A metals broker advertised “95 percent of orders shipped from stock” to indicate ready availability. But he ran his business out of an office and had no warehouse. How could he claim he shipped from stock?

“We do ship 95 percent of orders from stock,” the marketer explains. “But not from our stock – from the metal supplier’s stock. We are just a broker. But we do not advertise that, since being a broker is perceived as a negative.”

A promotion selling a stock market newsletter to consumers compares the $99 subscription price with the $2,000 the editor would charge if he were managing your money for you, based on a 2 percent fee and a minimum investment of $100,000.

The reader thinks he is getting Mr. Editor to give him $2,000 worth of money management services for $99 and glosses over the fact that the newsletter is not the same as a managed account.

A similar example is the promotion done by my friend Don Hauptman for American Speaker, a loose-leaf service for executives on how to give good speeches.

In his promotion, he notes that this product can help you with your speeches all year long (it has periodic supplements) vs. the $5,000 it costs to have a professional speechwriter write just one speech.
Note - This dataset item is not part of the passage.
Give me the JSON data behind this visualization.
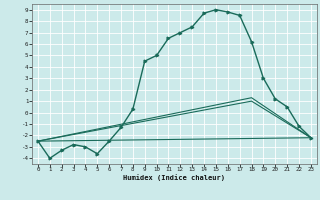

But of course, American Speaker is not actually writing your speech for you.

There is an ongoing debate of whether people buy for emotional or logical reasons, but most successful marketers know that the former is more dominant as a buying motive. It is commonly said, “People buy based on emotion, then rationalize the purchase decision with logic.”

Because they have made the buying decision based on feelings and ingrained beliefs, they are in essence looking for justification and support for what they already want to do.

Therefore, as long as the logical argument seems credible and sensible, they will accept it. They do not probe into it as scientifically or deeply as would, say, Ralph Nader or an investigative reporter for Consumer Reports.

Some critics view direct marketing as a step below general marketing in respectability, ethics and honesty. Perhaps they might reason that my advocating the use of false logic adds fuel to their argument.

But false logic is not just the purview of direct marketers. General marketers use it routinely, some with great success.

For years, McDonald’s advertised “billions sold” to promote its hamburger – leading customers to the false conclusion that just because something is popular, it is necessarily good. Publishers use similar logic when they trumpet a book as “a New York Times best-seller.”

Is all this unethical? You may draw your own conclusion, but in my opinion, no.

A copywriter, like a lawyer, is an advocate for the client (or his employer). Just as the lawyer uses all the arguments at his disposal to win the case, so does the copywriter use all the facts at his disposal to win the consumer over to the product.

Certainly, we should market no products that are illegal, dangerous or immoral, though one man’s Victoria’s Secret catalog is another man’s soft porn. But to not use all the tools at our disposal – including false logic – to persuade the buyer is either incompetence, failure to discharge fiduciary duties, or both.